Seventeen people weighed in, and one cyber-troll used the meta as a forum for taking cheap shots at the one and only Frank Turk1. Of the useful comments, there was a wide range of perspectives represented.
- Several people were concerned by the fact that he felt the need to ask. If he was unsure of his faith, that might be a point of concern, they said. Turns out Bob was just asking so that we could have this discussion.
- Rachel over-thought the heck out of it, but warmed my heart and convicted me by viewing this hypothetical scenario as an opportunity to bring glory to God. (Sadly, I sometimes find myself doing the opposite, and viewing real opportunities to share God’s love as academic exercises.)
- Pastor Kit deemed Bob Chalcedon-compliant (assuming that he truly believes what he says he believes).
- Αναστασία wondered why baptism had not come up in his summary. Others wondered why church membership was not part of the equation. Still, these were generally hopeful that Bob is a true Christian.
- Ruth wrote, “Bob believes and has confessed that Jesus is the Son of God. We are saved through faith by God's grace. Isn't it that simple?” and cited Ephesians 2:8-9.
- Brad systematically laid out Bob’s affirmation of basic Christian doctrine, his acceptance of the Gospel, his desire to know God, his apparent penitance, and the fact that he is “testing his election.” He concluded, “I can comfortably say that Bob shows signs that he has been regenerated via the spirit.”
This is more or less what I expected. And my basic plan for the follow-up post was to agree that Bob seems to be a Christian . . . and then to give additional details for several possible Bobs, all of which could fit with the information given us by Bob himself—at least from Bob’s perspective:
- Bob is a hard-core fundamentalist who thinks everyone who uses real wine for the Eucharist (and everyone who uses the word Eucharist) is going to hell.
- Bob “loves Jesus, but not the Church.” He never gathers together with other believers, thinks of his relationship with God in purely vertical, individualistic terms, has not been baptized, and never receives the Lord’s Supper.
- Bob is a faithful Roman Catholic who attends mass twice a week.
- Bob is a homosexual, who lives with his partner (who also describes his own faith in similar terms).
- Bob is actual Rick Warren. He’s been working undercover at your workplace.
- Bob is a universalist. (How timely.)
Despite Otternam’s suspicion that he was being “played by some technicality,” my real aim was to spark thought (and maybe conversation) about how we define a brother or sister in Christ. And, while it’s an easy copout to just say, “Only God knows his/her heart,” Scripture tells us how to deal with believers and unbelievers, true brothers and false, in a way that assumes we can make some distinction. It is an important discussion to have. And I’ve noticed that people usually have one set of criteria when dealing in generalities, and an entirely different (and more fluid) set when dealing with specific people. I am no exception. My list of essentials can tend to grow or shrink depending on the situation.
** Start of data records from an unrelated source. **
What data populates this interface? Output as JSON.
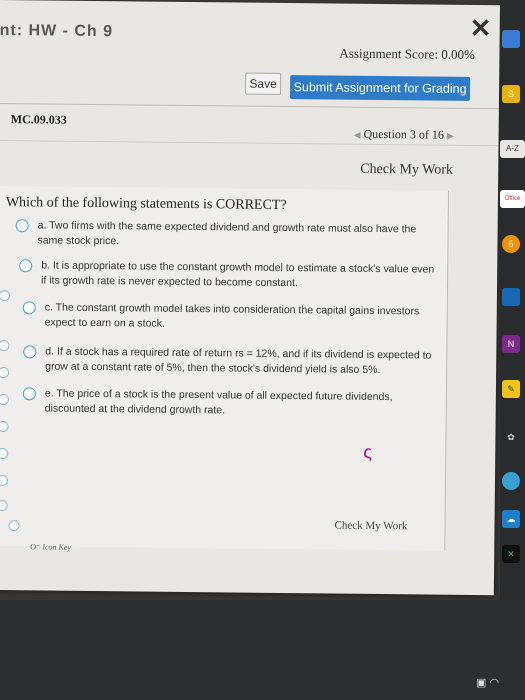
{
  "header": {
    "title_fragment": "nt: HW - Ch 9",
    "close_icon": "close-icon",
    "assignment_score": "Assignment Score: 0.00%",
    "save_label": "Save",
    "submit_label": "Submit Assignment for Grading"
  },
  "question_bar": {
    "code": "MC.09.033",
    "nav_prev_icon": "chevron-left-icon",
    "nav_label": "Question 3 of 16",
    "nav_next_icon": "chevron-right-icon",
    "check_label": "Check My Work"
  },
  "question": {
    "text": "Which of the following statements is CORRECT?",
    "options": [
      {
        "text": "a. Two firms with the same expected dividend and growth rate must also have the same stock price."
      },
      {
        "text": "b. It is appropriate to use the constant growth model to estimate a stock's value even if its growth rate is never expected to become constant."
      },
      {
        "text": "c. The constant growth model takes into consideration the capital gains investors expect to earn on a stock."
      },
      {
        "text": "d. If a stock has a required rate of return rs = 12%, and if its dividend is expected to grow at a constant rate of 5%, then the stock's dividend yield is also 5%."
      },
      {
        "text": "e. The price of a stock is the present value of all expected future dividends, discounted at the dividend growth rate."
      }
    ]
  },
  "footer": {
    "check_label": "Check My Work",
    "icon_key_label": "Icon Key"
  },
  "taskbar": {
    "items": [
      "A-Z",
      "Office"
    ]
  },
  "colors": {
    "submit_button": "#2f7bc7",
    "radio_border": "#47a0d0"
  }
}
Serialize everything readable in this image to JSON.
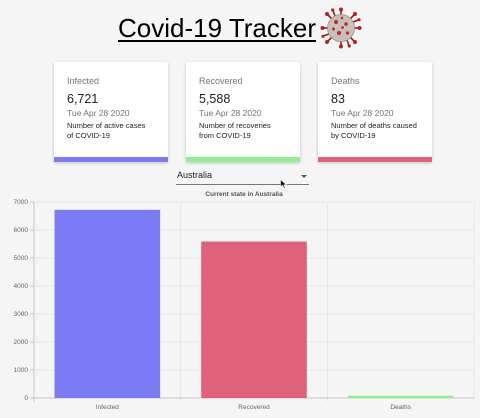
{
  "app": {
    "title": "Covid-19 Tracker"
  },
  "cards": [
    {
      "label": "Infected",
      "value": "6,721",
      "date": "Tue Apr 28 2020",
      "desc_line1": "Number of active cases",
      "desc_line2": "of COVID-19",
      "color": "#7b7bf6"
    },
    {
      "label": "Recovered",
      "value": "5,588",
      "date": "Tue Apr 28 2020",
      "desc_line1": "Number of recoveries",
      "desc_line2": "from COVID-19",
      "color": "#90f090"
    },
    {
      "label": "Deaths",
      "value": "83",
      "date": "Tue Apr 28 2020",
      "desc_line1": "Number of deaths caused",
      "desc_line2": "by COVID-19",
      "color": "#e0627a"
    }
  ],
  "country_select": {
    "value": "Australia"
  },
  "chart_data": {
    "type": "bar",
    "title": "Current state in Australia",
    "categories": [
      "Infected",
      "Recovered",
      "Deaths"
    ],
    "values": [
      6721,
      5588,
      83
    ],
    "colors": [
      "#7b7bf6",
      "#e0627a",
      "#90f090"
    ],
    "ylim": [
      0,
      7000
    ],
    "yticks": [
      "0",
      "1000",
      "2000",
      "3000",
      "4000",
      "5000",
      "6000",
      "7000"
    ],
    "grid": true,
    "xlabel": "",
    "ylabel": ""
  }
}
I know I’m not alone here, because I’ve seen many other Christians doing the same thing. You might even be mentally adjusting your list now, based on the above Bobs.
1. Are we over-simplifying the marks of a true disciple when we quote Romans 10:9 or Ephesians 2:8-10 removed from their epistolary homes, thus making for a very big and diverse tent?
2. Do we tend to selectively add non-essentials to the requirements for a disciple in order to keep certain people out, because they make us uncomfortable or challenge our own cultural-religious presuppositions?
3. Something else entirely?
That’s what I was going to write, but then a friend of mine re-tweeted that post and I got another wave of answers, which were far less certain about Bob’s salvation (even without the above fill-in-the-blank specifics). They wanted to hear the word “repentance,” rather than talk of “feeling bad” or “being sorry.” They wondered about fruit in this man’s life. I might sum up their collective reservations by quoting a guy name Daniel (whose animated avatar I could not stop staring at): “ Tares believe that the truths are true, and that they are saved - not because they have repented of their rebellion and are trusting God to save them, but because they have been fortified in (and by) an incomplete (and therefore false) gospel.”
I have a sneaking suspicion that these “Turkish” responses throw a wrench into the works of my planned follow-up, but I’m not sure of the full ramifications of said wrench.
Let’s sort this all out together, shall we?
1 This is sort of a roadshow that makes its way around the reformed blogosphere; it feels a little bit like Cool Hand Luke, but, being more like Drago than Dragline, I don't think Turk’s ever going to get tired of knocking him back down.